## S3 bucket access

The [s3 source](../guide/sources.rst#s3) provides access to [Amazon S3](https://aws.amazon.com/s3/) buckets.

In this example we will use a publicly available bucket containing ECMWF forecast data in GRIB format.

In [1]:
import earthkit.data

bucket_name = "ecmwf-forecasts"

### Getting a whole object

#### Read as stream

By default the [s3 source](../guide/sources.rst#s3) returns a stream iterator, which we can consume field by field.

In [2]:
key = "20240111/00z/0p4-beta/oper/20240111000000-0h-oper-fc.grib2"
r = {"bucket": bucket_name, 
     "objects": [
         {"object":  key} 
          ],
   }

ds = earthkit.data.from_source("s3", r)

cnt = 0
for f in ds:
    cnt += 1

cnt

83

Options [batch_size](../guide/sources.rst#s3) and [group_by](../guide/sources.rst#s3) control how the stream data is handled. E.g. with [batch_size](../guide/sources.rst#s3)=0 we can load the whole object into memory. 

In [3]:
ds = earthkit.data.from_source("s3", r, batch_size=0)

# ds is a FieldList stored entirely in memory
print(f"len={len(ds)}")
ds.head()

len=83


Unnamed: 0,centre,shortName,typeOfLevel,level,dataDate,dataTime,stepRange,dataType,number,gridType
0,ecmf,gh,isobaricInhPa,200,20240111,0,0,fc,,regular_ll
1,ecmf,gh,isobaricInhPa,925,20240111,0,0,fc,,regular_ll
2,ecmf,gh,isobaricInhPa,500,20240111,0,0,fc,,regular_ll
3,ecmf,r,isobaricInhPa,925,20240111,0,0,fc,,regular_ll
4,ecmf,gh,isobaricInhPa,250,20240111,0,0,fc,,regular_ll


#### Disk based access

Data can be read from a file downloaded and stored in the earthkit-data cache/tmp area.

In [4]:
ds = earthkit.data.from_source("s3", r, stream=False)

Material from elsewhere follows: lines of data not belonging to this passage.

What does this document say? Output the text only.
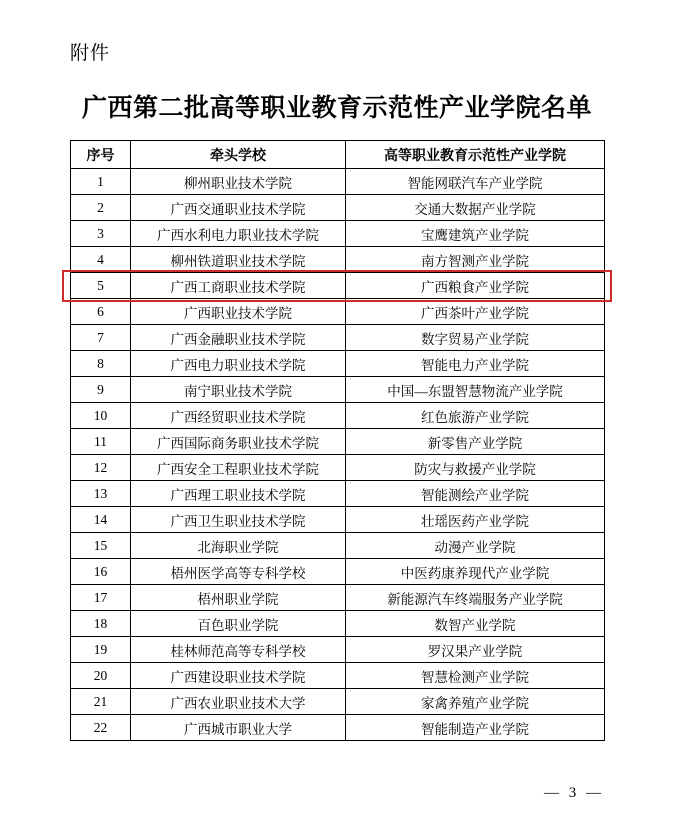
附件
广西第二批高等职业教育示范性产业学院名单
序号	牵头学校	高等职业教育示范性产业学院
1	柳州职业技术学院	智能网联汽车产业学院
2	广西交通职业技术学院	交通大数据产业学院
3	广西水利电力职业技术学院	宝鹰建筑产业学院
4	柳州铁道职业技术学院	南方智测产业学院
5	广西工商职业技术学院	广西粮食产业学院
6	广西职业技术学院	广西茶叶产业学院
7	广西金融职业技术学院	数字贸易产业学院
8	广西电力职业技术学院	智能电力产业学院
9	南宁职业技术学院	中国—东盟智慧物流产业学院
10	广西经贸职业技术学院	红色旅游产业学院
11	广西国际商务职业技术学院	新零售产业学院
12	广西安全工程职业技术学院	防灾与救援产业学院
13	广西理工职业技术学院	智能测绘产业学院
14	广西卫生职业技术学院	壮瑶医药产业学院
15	北海职业学院	动漫产业学院
16	梧州医学高等专科学校	中医药康养现代产业学院
17	梧州职业学院	新能源汽车终端服务产业学院
18	百色职业学院	数智产业学院
19	桂林师范高等专科学校	罗汉果产业学院
20	广西建设职业技术学院	智慧检测产业学院
21	广西农业职业技术大学	家禽养殖产业学院
22	广西城市职业大学	智能制造产业学院
— 3 —
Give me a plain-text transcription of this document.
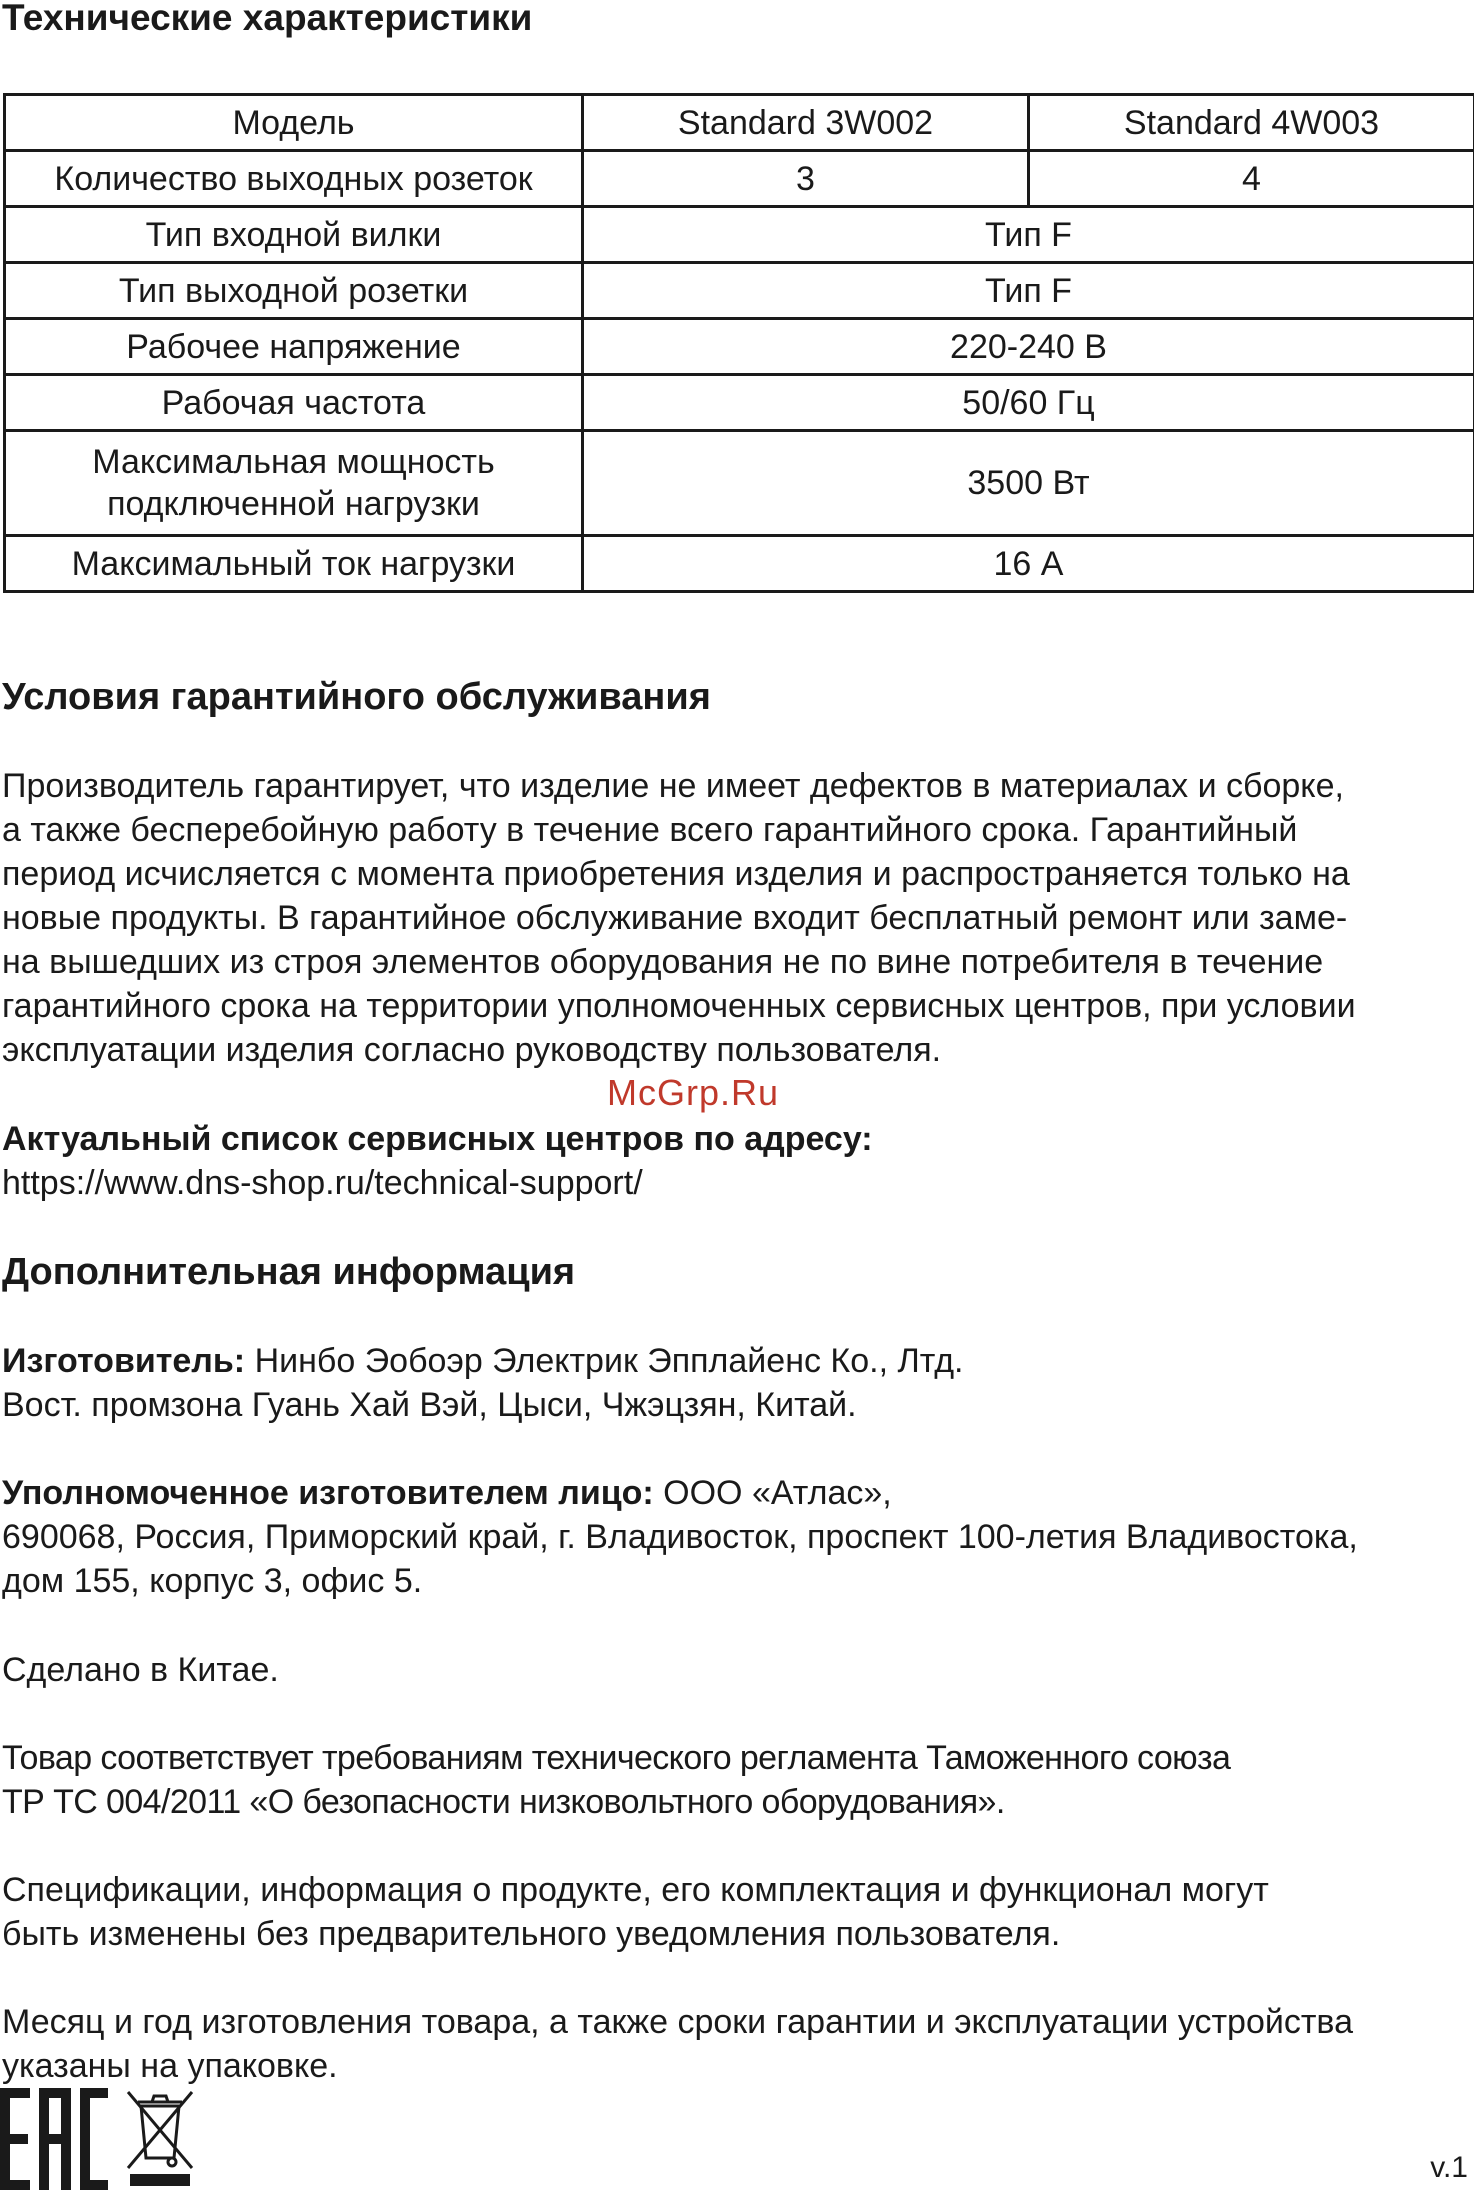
Технические характеристики
Модель	Standard 3W002	Standard 4W003
Количество выходных розеток	3	4
Тип входной вилки	Тип F	
Тип выходной розетки	Тип F	
Рабочее напряжение	220-240 В	
Рабочая частота	50/60 Гц	

Максимальная мощность
подключенной нагрузки	3500 Вт	
Максимальный ток нагрузки	16 А	
Условия гарантийного обслуживания
Производитель гарантирует, что изделие не имеет дефектов в материалах и сборке,
а также бесперебойную работу в течение всего гарантийного срока. Гарантийный
период исчисляется с момента приобретения изделия и распространяется только на
новые продукты. В гарантийное обслуживание входит бесплатный ремонт или заме-
на вышедших из строя элементов оборудования не по вине потребителя в течение
гарантийного срока на территории уполномоченных сервисных центров, при условии
эксплуатации изделия согласно руководству пользователя.
McGrp.Ru
Актуальный список сервисных центров по адресу:
https://www.dns-shop.ru/technical-support/
Дополнительная информация
Изготовитель: Нинбо Эобоэр Электрик Эпплайенс Ко., Лтд.
Вост. промзона Гуань Хай Вэй, Цыси, Чжэцзян, Китай.
Уполномоченное изготовителем лицо: ООО «Атлас»,
690068, Россия, Приморский край, г. Владивосток, проспект 100-летия Владивостока,
дом 155, корпус 3, офис 5.
Сделано в Китае.
Товар соответствует требованиям технического регламента Таможенного союза
ТР ТС 004/2011 «О безопасности низковольтного оборудования».
Спецификации, информация о продукте, его комплектация и функционал могут
быть изменены без предварительного уведомления пользователя.
Месяц и год изготовления товара, а также сроки гарантии и эксплуатации устройства
указаны на упаковке.
v.1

# ds is a FieldList read from a grib file on disk
print(f"len={len(ds)}")
ds.head()

len=83


Unnamed: 0,centre,shortName,typeOfLevel,level,dataDate,dataTime,stepRange,dataType,number,gridType
0,ecmf,gh,isobaricInhPa,200,20240111,0,0,fc,,regular_ll
1,ecmf,gh,isobaricInhPa,925,20240111,0,0,fc,,regular_ll
2,ecmf,gh,isobaricInhPa,500,20240111,0,0,fc,,regular_ll
3,ecmf,r,isobaricInhPa,925,20240111,0,0,fc,,regular_ll
4,ecmf,gh,isobaricInhPa,250,20240111,0,0,fc,,regular_ll


### Getting multiple objects

In [5]:
# getting 2 forecats steps (0 and 12 h)
key1 = "20240111/00z/0p4-beta/oper/20240111000000-0h-oper-fc.grib2"
key2 = "20240111/00z/0p4-beta/oper/20240111000000-12h-oper-fc.grib2"
r = {"bucket": bucket_name, 
     "objects": [
         {"object": key1} , 
         {"object": key2}
     ],
   }

ds = earthkit.data.from_source("s3", r, stream=False)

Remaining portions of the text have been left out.